Nevada System of Higher Education
Health Sciences System Newsletter 
January 2014
The Health Sciences System (HSS) was established by the Nevada System of Higher Education (NSHE) Board of Regents in 2006. Its purpose is to address Nevada's community health issues through a system-wide effort to integrate and expand the education of health professionals and to foster collaborative research in health and health care.  Through collaboration among the NSHE institutions and a broad range of external partners, the HSS intends to be a catalyst for improvement in the health and wellness of Nevada.  Visit us at:
Nevada receives grant from Robert Wood Johnson Foundation to help lead efforts to transform health care through nursing 
The Robert Wood Johnson Foundation (RWJF) announced that the Nevada Action Coalition will be part of a $4.5 million initiative, the Future of Nursing State Implementation Program. The program is helping states prepare the nursing profession to address our nation's most pressing health care challenges -- access, quality, and cost. RWJF announced ten states that are joining the program this month; it launched with 20 states in February.

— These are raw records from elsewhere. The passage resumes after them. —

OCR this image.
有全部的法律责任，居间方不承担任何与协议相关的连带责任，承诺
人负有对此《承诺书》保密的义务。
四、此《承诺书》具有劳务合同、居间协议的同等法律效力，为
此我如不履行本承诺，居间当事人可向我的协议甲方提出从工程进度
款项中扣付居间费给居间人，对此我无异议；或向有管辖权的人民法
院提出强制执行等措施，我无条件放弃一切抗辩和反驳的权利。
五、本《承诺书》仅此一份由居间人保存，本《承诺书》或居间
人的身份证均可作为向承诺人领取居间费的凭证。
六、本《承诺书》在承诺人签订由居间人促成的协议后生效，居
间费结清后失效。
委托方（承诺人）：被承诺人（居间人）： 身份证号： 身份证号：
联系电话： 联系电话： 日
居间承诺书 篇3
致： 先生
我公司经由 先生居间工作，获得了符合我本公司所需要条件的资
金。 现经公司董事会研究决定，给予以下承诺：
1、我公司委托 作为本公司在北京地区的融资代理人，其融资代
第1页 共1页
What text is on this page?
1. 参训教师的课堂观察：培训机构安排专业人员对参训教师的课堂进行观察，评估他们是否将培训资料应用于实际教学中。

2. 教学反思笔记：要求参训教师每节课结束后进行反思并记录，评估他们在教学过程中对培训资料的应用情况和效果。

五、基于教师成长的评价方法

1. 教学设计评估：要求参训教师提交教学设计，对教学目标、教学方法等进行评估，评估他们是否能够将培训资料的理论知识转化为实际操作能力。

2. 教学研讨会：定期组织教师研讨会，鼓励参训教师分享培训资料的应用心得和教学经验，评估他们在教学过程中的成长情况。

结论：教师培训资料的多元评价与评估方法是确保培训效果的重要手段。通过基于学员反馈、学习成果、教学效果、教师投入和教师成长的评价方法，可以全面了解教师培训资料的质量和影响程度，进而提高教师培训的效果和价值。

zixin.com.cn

The State Implementation Program bolsters efforts already underway in 50 states and the District of Columbia-the Future of Nursing: Campaign for Action -to improve health and health care through nursing. A joint initiative of AARP and RWJF, the Campaign is working to implement the Institute of Medicine's (IOM) evidence-based recommendations on the future of nursing. It provides a vehicle for nurses at all levels to lead system change to improve care for patients and families through collaboration with business, consumer, and other health professional organizations.

"We are pleased that NSHE has this opportunity to partner with the Nevada Action Coalition to promote nursing education throughout our state," said Dan Klaich, chancellor of NSHE. "Working with our colleagues at the Department of Employment, Training and Rehabilitation, the Governor's Office of Economic Development, and myriad nursing leaders and other health care stakeholders, I am confident we will better prepare Nevada's nurses for success in a changing workforce environment."

UNR School of Social Work, implements and practices interprofessional education



In the picture to the left, Cathy Butler and Erin Snell helped students analyze the case. In the picture to the right, Shannon Aldworth (third to the right) worked with students on how to use a concept map to organize and prioritize the client's issues.



This fall semester, students in Social Work 712 course taught by Gloria Messick Svare, Ph.D., associate professor, School of Social Work, University of Nevada, Reno,engaged in a series of interprofessional experiences with nursing, psychiatry and psychology.  Using a case study developed by Shannon Aldworth, MSN, RN and Erin Snell, LCSW, MBA from the Center of Hope of the Sierras-a local treatment facility for women and men with eating disorders-social work students learned about how other health-related professionals conceptualize complex case material. Thanks to the professionals who gave their time and expertise, students gained insights into how professionals from other disciples think. Thanks to Cathy Butler, MSN, RN, AHNC,Orvis School of Nursing and her nursing students; Melissa Piasecki, M.D., senior associate dean for academic affairs, School of Medicine; and Jane Fisher, Ph.D., professor of psychology, director of Nevada Caregivers Support Center for their participation.


Nevada Department of Transportation awards traffic safety grant to school of Medicine 


'Pedestrian killed.' 'Child struck by car.' Headlines like these are all too common these days, so the University of Nevada School of Medicine has partnered with the Nevada Department of Public Safety, Office of Traffic Safety to address traffic safety through development of a database that combines car crash scene data with trauma hospital data to continue traffic safety research.


The Nevada Department of Public Safety, Office of Traffic Safety awarded a grant to the School of Medicine for the 2013-2014 grant year to continue maintaining that previously-established database.


The grant allows for data from 2012 and on-the-scene death information to be added to the database to provide a more complete picture of the factors that might put individuals at risk for traffic- related injuries and the economic impacts of those injuries. In addition, statistical analysis and models will be used to identify predictive factors for traffic-related injuries.

Did you know: 
The Nevada System of Higher Education has 150 distinct Health Sciences programs throughout eight institutions with an estimated total of 18,000 enrolled students.